Romance ending Mamma (Perf P3 Sg Masc) Imperative P2 Sg Perfect P1 Sg Perfect P3 Sg Fem
-are a a a a
-ire/-ere/- a i e ie

In other words, the vowel patterns are always the same, except for when the verb derives from a Romance -are verb.

16 July, 2012

Vowel-change patterns in the Maltese “hollow” verb (moħfi)

The behaviour of consonant radicals in Maltese morphology is always predictable, but vowel changes are a lot less so. Consider this list of Maltese “hollow verbs”: that is, where the middle root is the weak consonant w or j (of course there are many more hollow verbs than the ones listed here, but I chose the ones which to me are most “common”).

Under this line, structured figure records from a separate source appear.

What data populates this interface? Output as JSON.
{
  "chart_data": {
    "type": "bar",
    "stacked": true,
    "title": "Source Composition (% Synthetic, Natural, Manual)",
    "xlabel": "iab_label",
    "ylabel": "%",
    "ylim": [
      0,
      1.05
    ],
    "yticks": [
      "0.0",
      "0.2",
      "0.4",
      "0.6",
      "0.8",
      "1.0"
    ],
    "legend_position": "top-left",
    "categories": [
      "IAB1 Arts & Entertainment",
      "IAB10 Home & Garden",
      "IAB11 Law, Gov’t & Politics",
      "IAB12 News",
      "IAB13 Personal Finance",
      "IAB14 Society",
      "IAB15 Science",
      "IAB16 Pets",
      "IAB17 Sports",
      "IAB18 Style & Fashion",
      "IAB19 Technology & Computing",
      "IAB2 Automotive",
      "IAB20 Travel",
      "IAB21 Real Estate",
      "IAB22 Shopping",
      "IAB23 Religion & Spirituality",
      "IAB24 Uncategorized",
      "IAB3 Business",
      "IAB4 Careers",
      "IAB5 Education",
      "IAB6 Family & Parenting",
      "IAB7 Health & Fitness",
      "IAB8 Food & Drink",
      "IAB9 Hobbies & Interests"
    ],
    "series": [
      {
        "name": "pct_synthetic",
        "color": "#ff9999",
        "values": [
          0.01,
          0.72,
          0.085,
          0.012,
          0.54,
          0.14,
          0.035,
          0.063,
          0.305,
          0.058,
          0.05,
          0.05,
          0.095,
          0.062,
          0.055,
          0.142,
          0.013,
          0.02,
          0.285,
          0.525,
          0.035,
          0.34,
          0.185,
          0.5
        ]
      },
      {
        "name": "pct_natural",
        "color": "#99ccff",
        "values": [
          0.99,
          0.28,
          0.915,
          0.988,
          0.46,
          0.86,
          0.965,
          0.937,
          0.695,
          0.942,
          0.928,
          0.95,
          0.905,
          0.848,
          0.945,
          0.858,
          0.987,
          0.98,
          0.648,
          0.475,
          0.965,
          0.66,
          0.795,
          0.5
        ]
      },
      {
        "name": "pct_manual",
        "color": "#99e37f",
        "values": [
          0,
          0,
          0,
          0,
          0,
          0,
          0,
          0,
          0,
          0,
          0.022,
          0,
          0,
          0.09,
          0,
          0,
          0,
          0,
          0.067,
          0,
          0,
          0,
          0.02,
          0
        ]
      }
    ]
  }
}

English Mamma (Perf P3 Sg Masc) Għerq (Root) Perfect P1 Sg Imperative P2 Sg
to urinate biel B-W-L bilt bul
to kiss bies B-W-S bist bus
to take long dam D-W-M domt dum
to turn dar D-W-R dort dur
to taste daq D-W-Q doqt duq
to melt dab D-W-B dobt dub
to heal fieq F-J-Q fiqt fiq
to overflow far F-W-R fort fur
to bring ġab Ġ-J-B ġibt ġib
to sew ħiet Ħ-J-T ħitt ħit
to die miet M-W-T mitt mut
to wake up qam Q-W-M qomt qum
to want ried R-J-A ridt rid
to find sab S-J-B sibt sib
to become ready sar S-J-R sirt sir
to fast sam S-W-M somt sum
to drive saq S-W-Q soqt suq
to fly tar T-J-R tirt tir
to increase żied Ż-J-D żidt żid

The following vowel-change patterns emerge:

Long vowel in base form Middle radical Vowel in Perfect Vowel in Imperative/Imperfect Applicable verbs
a W o u dab, dam, dar, daq, far, qam, sam, saq
a J i i ġab, sab, sib, tar
ie J i i fieq, ħiet, ried, żied
ie J i u biel, bies
ie W i u miet

Conclusions from this minor study:

  1. The long vowel in the base form (mamma) does not necessarily determine the middle radical.
  2. Even the base form combined with the root is not enough to determine the vowel changes in the the perfect and imperative forms, as in the cases of fieq and biel. In such cases the imperative must be specified explicitly.